Obviously, his TBAF/G after this one game is 8.0, and his TBAF/PA is 1.6 (8 divided by 5). If you play around with some numbers, you’ll find if a hitter gets at least a 1.0 TBAF per plate appearance–in other words, a hitter who accounts for at least one base every time he steps to the plate–then he’s had a good game or season.

But wait. I’m also introducing a second new baseball statistic. It’s called Expected Bases Accounted For (EBAF). This statistic will evaluate how close a hitter comes to perfection. To calculate a hitter’s EBAF, you first establish the maximum number of bases the hitter can account for when he enters a particular plate appearance. For instance, if the hitter enters a plate appearance with a man on first, the maximum number of bases the hitter can account for is 5 (a 2-run HR). If there’s no one on base, the maximum would be a 4 (a solo home run). The absolute maximum number of bases a hitter can account for in one plate appearance is 10 (a grand slam home run). Once you have ascertained the maximum number of bases the hitter can account for, you divide the actual number of bases the hitter accounts for into that figure:

Number of bases accounted for

Divided By

Maximum number of bases that can be accounted for

Equals EBAF

Now you have a figure representing how close the hitter came to achieving the absolute best he could have done in any one particular plate appearance. If there are men on first and second and the batter hits an RBI single, moving the man on first to third, the batter gets a TBAF of 5. The maximum number of bases he could have accounted for in that plate appearance was 9 (a 3-run home run). Therefore, his EBAF was 0.55 (5 divided by 9). In other words, the batter came within 55% of achieving the best he possibly could have expected to do (hence, Expected Bases Accounted For). If there’s a man on second and the batter hits a ground out to advance the runner to third, his EBAF was 0.167 or 17% (1 divided by 6). If the bases are loaded, and the batter hits a 3-run triple, his EBAF was 0.9 or 90% (9 divided by 10). How close a hitter comes to achieving the best possible result seems to be a good measuring stick of the hitter’s value.

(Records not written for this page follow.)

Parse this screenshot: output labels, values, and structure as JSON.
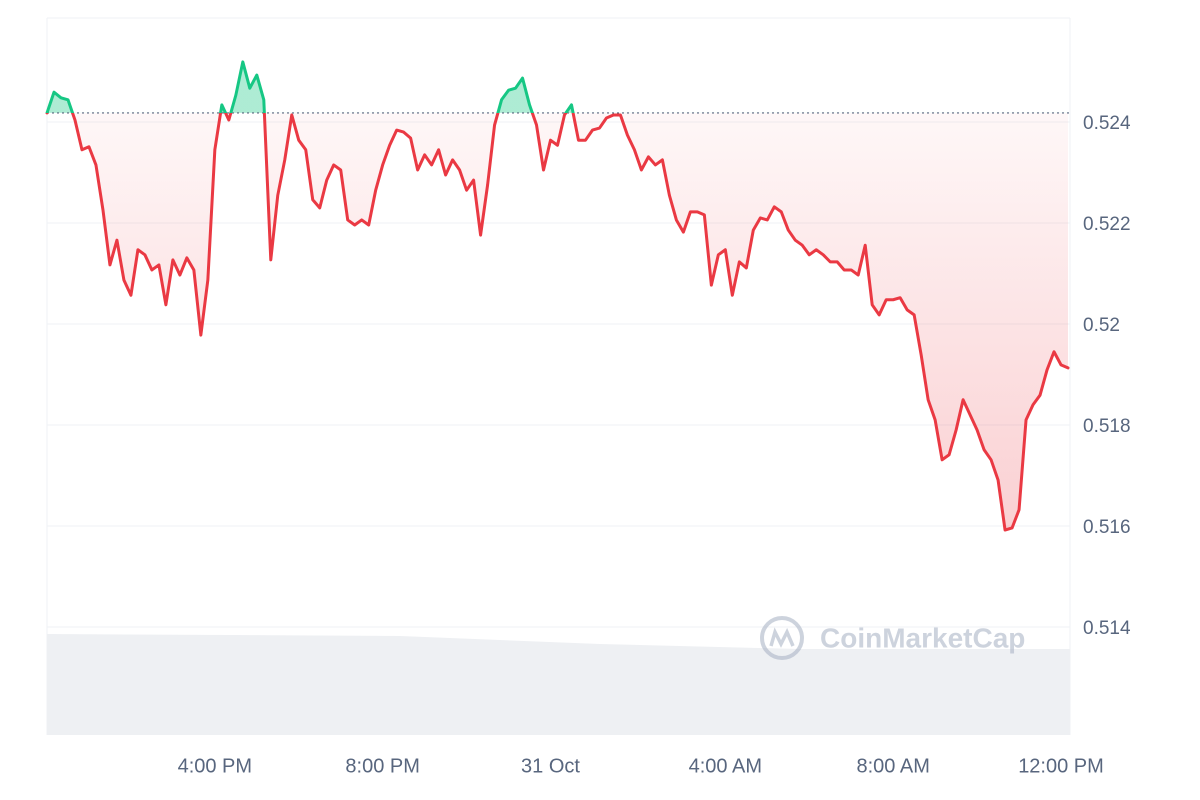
{
  "chart_data": {
    "type": "line",
    "watermark": "CoinMarketCap",
    "categories": [
      null,
      null,
      null,
      null,
      null,
      null,
      null,
      null,
      null,
      null,
      null,
      null,
      null,
      null,
      null,
      null,
      null,
      null,
      null,
      null,
      null,
      null,
      null,
      null,
      "4:00 PM",
      null,
      null,
      null,
      null,
      null,
      null,
      null,
      null,
      null,
      null,
      null,
      null,
      null,
      null,
      null,
      null,
      null,
      null,
      null,
      null,
      null,
      null,
      null,
      "8:00 PM",
      null,
      null,
      null,
      null,
      null,
      null,
      null,
      null,
      null,
      null,
      null,
      null,
      null,
      null,
      null,
      null,
      null,
      null,
      null,
      null,
      null,
      null,
      null,
      "31 Oct",
      null,
      null,
      null,
      null,
      null,
      null,
      null,
      null,
      null,
      null,
      null,
      null,
      null,
      null,
      null,
      null,
      null,
      null,
      null,
      null,
      null,
      null,
      null,
      null,
      "4:00 AM",
      null,
      null,
      null,
      null,
      null,
      null,
      null,
      null,
      null,
      null,
      null,
      null,
      null,
      null,
      null,
      null,
      null,
      null,
      null,
      null,
      null,
      null,
      null,
      "8:00 AM",
      null,
      null,
      null,
      null,
      null,
      null,
      null,
      null,
      null,
      null,
      null,
      null,
      null,
      null,
      null,
      null,
      null,
      null,
      null,
      null,
      null,
      null,
      null,
      "12:00 PM",
      null
    ],
    "values": [
      0.52418,
      0.52459,
      0.52448,
      0.52444,
      0.52404,
      0.52345,
      0.52351,
      0.52315,
      0.52226,
      0.52117,
      0.52166,
      0.52087,
      0.52057,
      0.52147,
      0.52137,
      0.52107,
      0.52117,
      0.52038,
      0.52127,
      0.52097,
      0.52131,
      0.52107,
      0.51978,
      0.52087,
      0.52345,
      0.52434,
      0.52404,
      0.52453,
      0.52519,
      0.52467,
      0.52493,
      0.52444,
      0.52127,
      0.52255,
      0.52325,
      0.52414,
      0.52364,
      0.52345,
      0.52246,
      0.5223,
      0.52285,
      0.52315,
      0.52305,
      0.52206,
      0.52196,
      0.52206,
      0.52196,
      0.52265,
      0.52315,
      0.52354,
      0.52384,
      0.5238,
      0.52368,
      0.52305,
      0.52335,
      0.52315,
      0.52345,
      0.52295,
      0.52325,
      0.52305,
      0.52265,
      0.52285,
      0.52176,
      0.52275,
      0.52394,
      0.52444,
      0.52463,
      0.52467,
      0.52487,
      0.52434,
      0.52394,
      0.52305,
      0.52364,
      0.52354,
      0.52414,
      0.52434,
      0.52364,
      0.52364,
      0.52384,
      0.52388,
      0.52408,
      0.52414,
      0.52414,
      0.52374,
      0.52345,
      0.52305,
      0.52331,
      0.52315,
      0.52325,
      0.52255,
      0.52206,
      0.52182,
      0.52222,
      0.52222,
      0.52216,
      0.52077,
      0.52137,
      0.52147,
      0.52057,
      0.52123,
      0.52111,
      0.52186,
      0.5221,
      0.52206,
      0.52232,
      0.52222,
      0.52186,
      0.52166,
      0.52156,
      0.52137,
      0.52147,
      0.52137,
      0.52123,
      0.52123,
      0.52107,
      0.52107,
      0.52097,
      0.52156,
      0.52038,
      0.52018,
      0.52048,
      0.52048,
      0.52052,
      0.52028,
      0.52018,
      0.51939,
      0.5185,
      0.5181,
      0.51731,
      0.51741,
      0.5179,
      0.5185,
      0.5182,
      0.5179,
      0.51751,
      0.51731,
      0.51691,
      0.51592,
      0.51596,
      0.51632,
      0.5181,
      0.5184,
      0.51859,
      0.51909,
      0.51945,
      0.51919,
      0.51913
    ],
    "baseline": 0.52418,
    "up_color": "#16c784",
    "down_color": "#ea3943",
    "ylim": [
      0.51186,
      0.52606
    ],
    "yticks": [
      0.514,
      0.516,
      0.518,
      0.52,
      0.522,
      0.524
    ],
    "grid": true
  }
}
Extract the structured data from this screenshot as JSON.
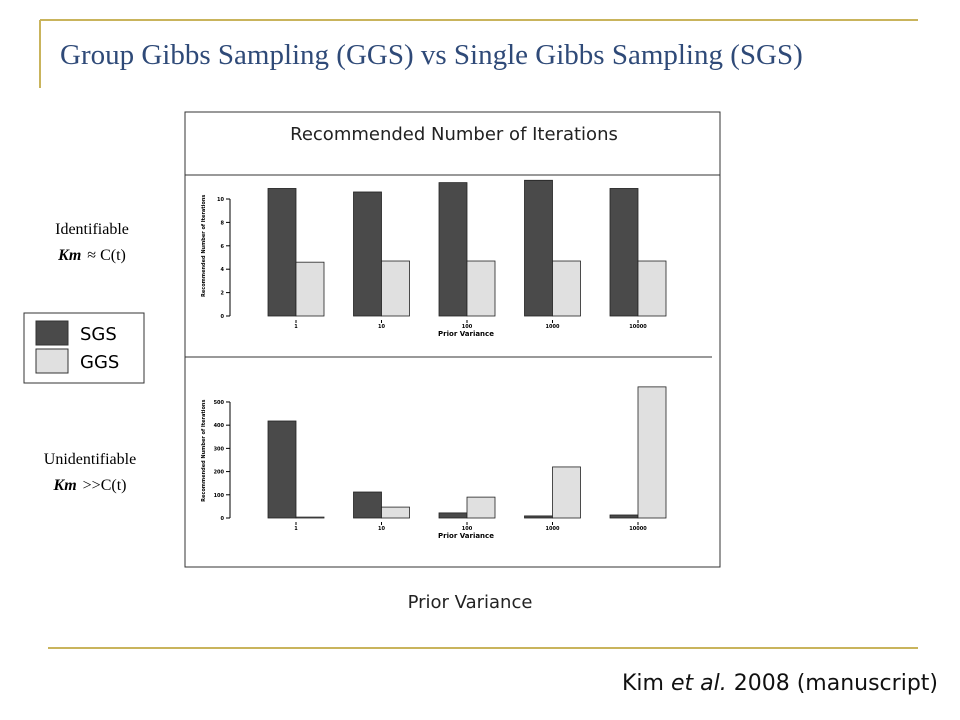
{
  "slide": {
    "title": "Group Gibbs Sampling (GGS) vs Single Gibbs Sampling (SGS)",
    "panel_title": "Recommended Number of Iterations",
    "panel_x_label": "Prior Variance",
    "left_labels": [
      {
        "line1": "Identifiable",
        "km": "Km",
        "relation": "≈ C(t)"
      },
      {
        "line1": "Unidentifiable",
        "km": "Km",
        "relation": ">>C(t)"
      }
    ],
    "citation": {
      "author": "Kim",
      "etal": "et al.",
      "rest": "2008 (manuscript)"
    }
  },
  "chart_data": [
    {
      "type": "bar",
      "categories": [
        "1",
        "10",
        "100",
        "1000",
        "10000"
      ],
      "x_label": "Prior Variance",
      "y_label": "Recommended Number of Iterations",
      "series": [
        {
          "name": "SGS",
          "color": "#4a4a4a",
          "values": [
            10.9,
            10.6,
            11.4,
            11.6,
            10.9
          ]
        },
        {
          "name": "GGS",
          "color": "#e0e0e0",
          "values": [
            4.6,
            4.7,
            4.7,
            4.7,
            4.7
          ]
        }
      ],
      "ylim": [
        0,
        12
      ],
      "yticks": [
        0,
        2,
        4,
        6,
        8,
        10
      ]
    },
    {
      "type": "bar",
      "categories": [
        "1",
        "10",
        "100",
        "1000",
        "10000"
      ],
      "x_label": "Prior Variance",
      "y_label": "Recommended Number of Iterations",
      "series": [
        {
          "name": "SGS",
          "color": "#4a4a4a",
          "values": [
            418,
            112,
            22,
            9,
            13
          ]
        },
        {
          "name": "GGS",
          "color": "#e0e0e0",
          "values": [
            4,
            47,
            90,
            220,
            565
          ]
        }
      ],
      "ylim": [
        0,
        580
      ],
      "yticks": [
        0,
        100,
        200,
        300,
        400,
        500
      ]
    }
  ]
}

That’s EBAF for one particular plate appearance. You can also measure a hitter’s EBAF for an entire game. Going back to that earlier example where a hitter’s TBAF was 8:

- 5 for the RBI double with a man on first
- 2 for the single with a man on first advancing him to second
- 2 for advancing two runners on base with a ground out
- -1 for striking out with a man on first
- 0 for the flyout with no one on base

His EBAF for each one of those plate appearances was:

- 71% (5 divided by 7) for the RBI double with a man on first
- 28% (2 divided by 7) for the single with a man on first advancing him to second
- 22% (2 divided by 9) for advancing two runners on base with a ground out
- -14% (-1 divided by 7) for striking out with a man on first
- 0% (0 divided by 4) for the flyout with no one on base

So his total EBAF for that game was 23.5% (8 divided by 34). The hitter accounted for 8 total bases but could have accounted for a maximum of 34 bases (if he had hit a home run in every plate appearance). So for that game, the hitter came within 23.5% of achieving the absolute maximum he could have. Of course, as with TBAF, you can also have an EBAF percentage for an entire season.

What does all this mean for your fantasy baseball team? Of course, there is no existing data out there with which to calculate TBAF and EBAF. In fact, you actually have to watch each game a hitter plays to see who’s on base when he enters each plate appearance. You can’t just use a hitter’s batting average with men on base or with men in scoring position. You need to know exactly where the men on base are and what happened to them after the batter hits. If a team were to start calculating TBAF and EBAF for their players, someone on the team would have to watch every game so the on-base scenarios can be included in the calculations. But what you can do is start following multiple hitters and calculating their TBAF and EBAF values to decide who to acquire as free agents. I think you’ll find that any hitter whose TBAF/PA is at least 1.0 and his EBAF is at least 20% for a game, you’ll want to pick him up.